I fatti di Morbegno?

«Per noi era importante far ripartire lo sport. Per mesi i corridori hanno chiesto di correre e in una giornata hanno sciupato tutto il grande lavoro che avevano svolto per il Giro. Non lo meritavano loro e nemmeno noi». 

Il prossimo Giro è pronto?

«Sulla carta sì. Siamo in lockdown e non riesco ad andare a vedere niente. Dobbiamo fare le verifiche sul territorio». 

A quando e in che modalità la presentazione?

«A Gennaio attraverso il sito. Farla in studi TV o in teatro non sarà possibile per evidenti ragioni». 

La presenza di Sagan al Giro 2020?

«E' stato un grande investimento per noi. Non siamo andati noi da lui, ma è venuta la squadra a proporsi.
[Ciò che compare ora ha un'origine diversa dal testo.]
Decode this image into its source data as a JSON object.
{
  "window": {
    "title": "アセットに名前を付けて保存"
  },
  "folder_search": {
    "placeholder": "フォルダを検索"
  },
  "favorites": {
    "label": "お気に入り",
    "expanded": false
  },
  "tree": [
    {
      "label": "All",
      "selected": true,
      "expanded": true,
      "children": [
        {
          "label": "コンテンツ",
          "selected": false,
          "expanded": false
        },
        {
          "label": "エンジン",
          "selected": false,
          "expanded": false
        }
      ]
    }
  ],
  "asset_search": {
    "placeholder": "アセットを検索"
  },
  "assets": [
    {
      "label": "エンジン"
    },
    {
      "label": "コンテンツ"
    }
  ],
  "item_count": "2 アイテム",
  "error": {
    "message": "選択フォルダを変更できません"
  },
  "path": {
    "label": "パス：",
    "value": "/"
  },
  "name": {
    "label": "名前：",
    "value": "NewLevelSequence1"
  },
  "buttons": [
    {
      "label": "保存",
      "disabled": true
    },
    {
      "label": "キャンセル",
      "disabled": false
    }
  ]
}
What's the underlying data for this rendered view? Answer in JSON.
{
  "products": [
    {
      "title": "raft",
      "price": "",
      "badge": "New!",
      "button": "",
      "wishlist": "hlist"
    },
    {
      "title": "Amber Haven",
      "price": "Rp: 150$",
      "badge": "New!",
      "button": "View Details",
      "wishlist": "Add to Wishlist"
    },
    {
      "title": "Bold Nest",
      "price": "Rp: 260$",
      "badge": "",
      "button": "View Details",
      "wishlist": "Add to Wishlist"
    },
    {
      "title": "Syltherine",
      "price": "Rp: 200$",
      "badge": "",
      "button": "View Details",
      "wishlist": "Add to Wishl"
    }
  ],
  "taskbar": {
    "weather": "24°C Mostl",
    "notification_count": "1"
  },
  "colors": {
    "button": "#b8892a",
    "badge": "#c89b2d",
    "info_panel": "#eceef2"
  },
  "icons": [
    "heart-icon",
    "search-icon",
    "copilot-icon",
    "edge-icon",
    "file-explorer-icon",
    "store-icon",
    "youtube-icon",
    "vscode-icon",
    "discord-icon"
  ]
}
Lui ha promosso in modo eccezionale l'evento e poi abbiamo presentato belle clip e mi complimento con i miei ragazzi per quanto è stato realizzato. Peter è un personaggio ed era rammaricato perchè avrebbe voluto dare di più, ma aveva il Tour sulle gambe e pochi chilometri di preparazione». 

Il prossimo anno dove mandi la Jumbo a dormire? In stalla?

«No al Colosseo... Scherzi a parte, dobbiamo tener presente della stagionalità e garantire omogeneità nei trattamenti. A ottobre abbiamo avuto tantissime difficoltà per la riapertura dei vari esercizi, sia per il lockdown che per la fine della stagione turistica e per questa ragione abbiamo dovuto costringere le squadre a fare qualche chilometro di spostamento in più. Tieni presente che siamo una carovana di 2.000 persone che si spostava fuori stagione...».

Maglia verde di nuovo in gruppo?

«Ho voluto tra le prime cose riportare la maglia ciclamino al Giro. Datemi qualche anno e tormeremo... non lo escludo». 

La selezione squadre come avviene?

«Avevamo chiesto di ridurre il numero delle Wordl Tour. 18 era un sistema troppo bloccato e volevamo portarle a 16. In realtà poi sono diventate 19 e la ventesima, che è la prima tra i ProTeam, può dire di no alla partecipazione. Quest'anno per avere le tre italiane ho dovuto lavorare parecchio proprio con la ventesima squadra. Mantenere questa situazione è complicato. Ogni anno lo ripeto ai team manager che mi vengono a trovare. Preferirei avere il numero chiuso in modo da evitare questa situazione e non mi metterebbe tutti gli anni nella condizione di dover dire di no ad un team e alla solita storia che la squadra rischia di chiudere. Lavoro per un'azienda che ha interessi economici anche in altri Paesi e non solo in Italia e guardo anche alla qualità dei risultati. Non mi interessa nulla dei team che vanno in fuga tutti i giorni. Lo fanno per loro stessi». 

La Milano-Sanremo. Su quale percorso?

«Non è ancora nei miei pensieri. Personalmente la gara ha una sua identità sulla costiera ligure... però gli atteggiamenti tenuti quest'anno vanno tenuti in considerazione. Credo siano state fatte delle strumentalizzazioni politiche, non certo da appassionati».